I test the scenario again.
perhaps it is related to the glusterfs version.

summary:
1.if the glusterfs server is glusterfs-server-3.8.4-5.el7rhgs.x86_64,and client host is glusterfs-3.7.9-12.el7.x86_64(it is installed in rhel7.3 release version by default),the guest in the **client host** will start failed.
2.if the glusterfs server is glusterfs-server-3.8.4-5.el7rhgs.x86_64,and client host is glusterfs-3.8.4-5.el7.x86_64,the guest will start successfully.

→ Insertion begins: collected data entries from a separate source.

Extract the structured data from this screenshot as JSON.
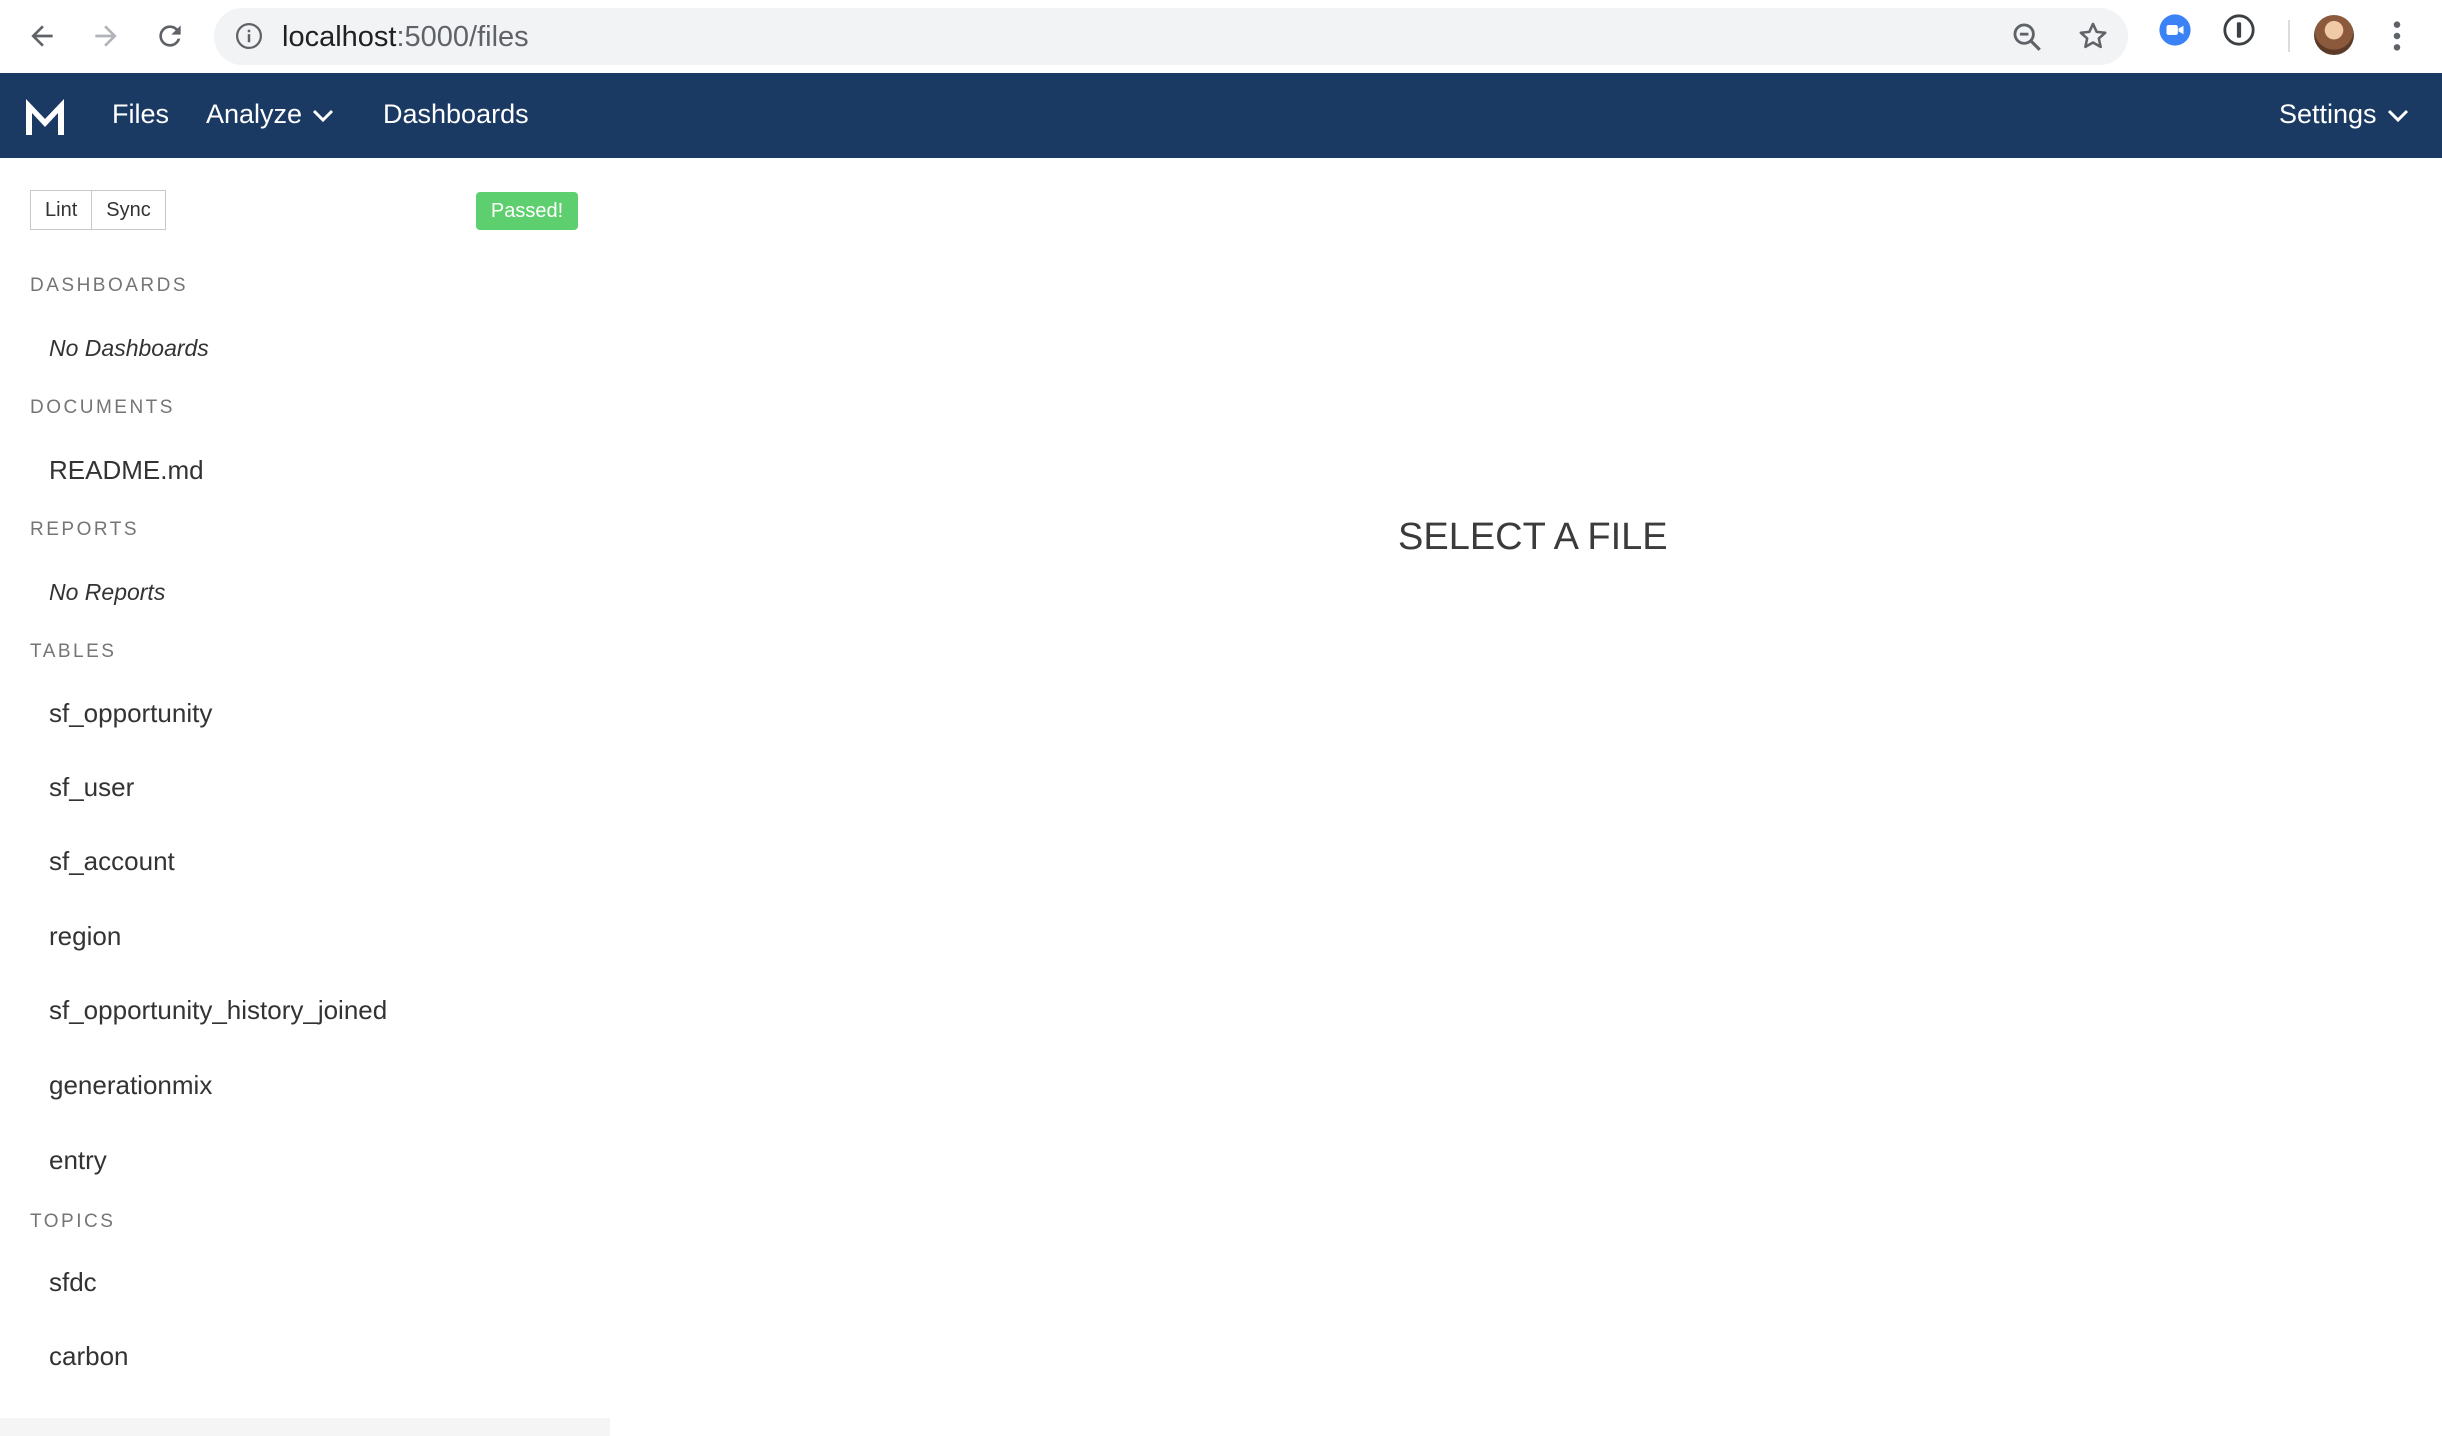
{
  "browser": {
    "url_host": "localhost",
    "url_path": ":5000/files"
  },
  "nav": {
    "items": [
      {
        "label": "Files"
      },
      {
        "label": "Analyze"
      },
      {
        "label": "Dashboards"
      }
    ],
    "settings_label": "Settings"
  },
  "sidebar": {
    "lint_label": "Lint",
    "sync_label": "Sync",
    "status_badge": "Passed!",
    "sections": {
      "dashboards": {
        "title": "DASHBOARDS",
        "empty": "No Dashboards"
      },
      "documents": {
        "title": "DOCUMENTS",
        "items": [
          "README.md"
        ]
      },
      "reports": {
        "title": "REPORTS",
        "empty": "No Reports"
      },
      "tables": {
        "title": "TABLES",
        "items": [
          "sf_opportunity",
          "sf_user",
          "sf_account",
          "region",
          "sf_opportunity_history_joined",
          "generationmix",
          "entry"
        ]
      },
      "topics": {
        "title": "TOPICS",
        "items": [
          "sfdc",
          "carbon"
        ]
      }
    }
  },
  "main": {
    "message": "SELECT A FILE"
  },
  "colors": {
    "nav_bg": "#1b3a63",
    "passed_badge": "#5ecf6e"
  }
}
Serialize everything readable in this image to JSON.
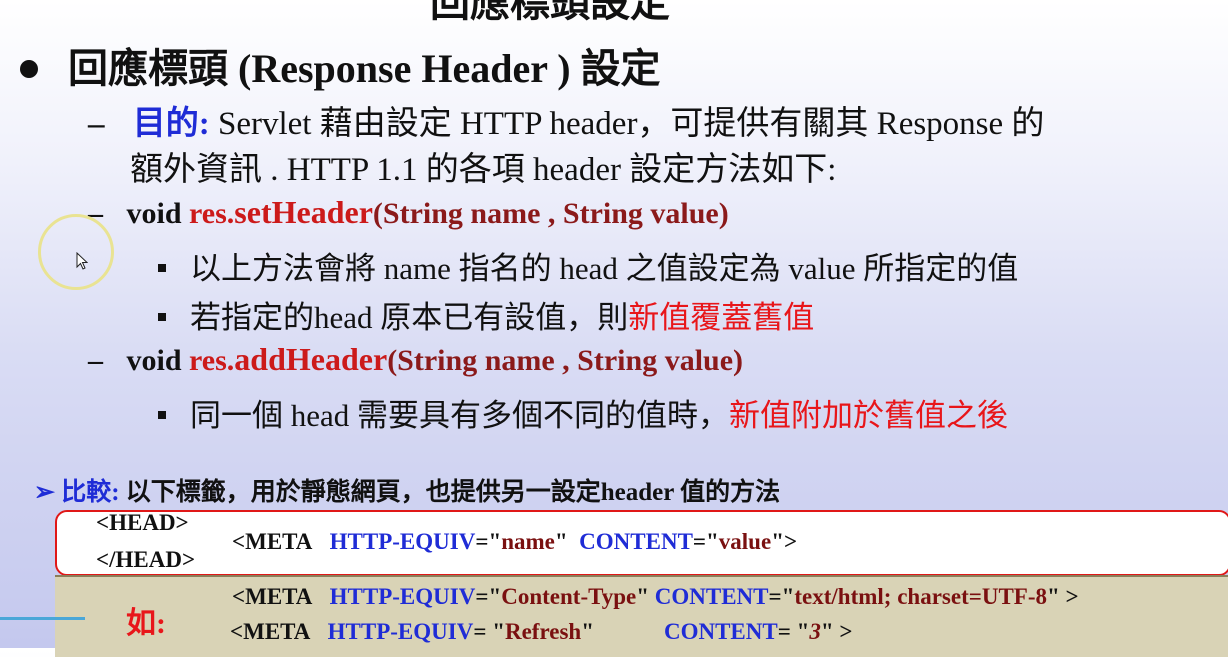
{
  "slide": {
    "cut_title": "回應標頭設定",
    "heading": "回應標頭 (Response Header ) 設定",
    "purpose": {
      "dash": "–",
      "label": "目的:",
      "text_line1": " Servlet 藉由設定 HTTP header，可提供有關其 Response 的",
      "text_line2": "額外資訊 .   HTTP 1.1 的各項 header 設定方法如下:"
    },
    "set_header": {
      "dash": "–",
      "void": "void ",
      "obj": "res.",
      "method": "setHeader",
      "params": "(String name , String value)",
      "bullet1": "以上方法會將 name 指名的 head 之值設定為 value 所指定的值",
      "bullet2_prefix": "若指定的head 原本已有設值，則",
      "bullet2_highlight": "新值覆蓋舊值"
    },
    "add_header": {
      "dash": "–",
      "void": "void ",
      "obj": "res.",
      "method": "addHeader",
      "params": "(String name , String value)",
      "bullet1_prefix": "同一個 head 需要具有多個不同的值時，",
      "bullet1_highlight": "新值附加於舊值之後"
    },
    "compare": {
      "arrow": "➢",
      "label": "比較:",
      "text": " 以下標籤，用於靜態網頁，也提供另一設定header 值的方法"
    },
    "box1": {
      "head_open": "<HEAD>",
      "head_close": "</HEAD>",
      "meta_open": "<META",
      "http_equiv": "HTTP-EQUIV",
      "eq1": "=\"",
      "name_val": "name",
      "q1": "\"",
      "content": "CONTENT",
      "eq2": "=\"",
      "value_val": "value",
      "close": "\">"
    },
    "box2": {
      "label": "如:",
      "line1_meta": "<META",
      "line1_http_equiv": "HTTP-EQUIV",
      "line1_eq": "=\"",
      "line1_name": "Content-Type",
      "line1_q": "\"",
      "line1_content": "CONTENT",
      "line1_eq2": "=\"",
      "line1_value": "text/html; charset=UTF-8",
      "line1_close": "\" >",
      "line2_meta": "<META",
      "line2_http_equiv": "HTTP-EQUIV",
      "line2_eq": "= \"",
      "line2_name": "Refresh",
      "line2_q": "\"",
      "line2_content": "CONTENT",
      "line2_eq2": "= \"",
      "line2_value": "3",
      "line2_close": "\" >"
    }
  }
}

And I have another question.
When I use the newest glusterfs version in the server host and client host(as summary 2),the guest will start successfully.But when I destroy the guest,the guest will output some error info as followed:
[root@localhost ~]# virsh destroy bios
error: Disconnected from qemu:///system due to keepalive timeout
error: Failed to destroy domain bios
error: internal error: connection closed due to keepalive timeout

Is it normal?

Comment 4 Peter Krempa 2016-12-08 15:43:54 UTC
It indeed depends on version of libgfapi on the client. With recent enough version all servers are tried in order.

As of the keepalive timeout when destroying the VM, the problem is that libvirt executes qemuProcessStop from the event loop. That is wrong, since qemuProcessStop takes a long time. I'll file a separate bug for that.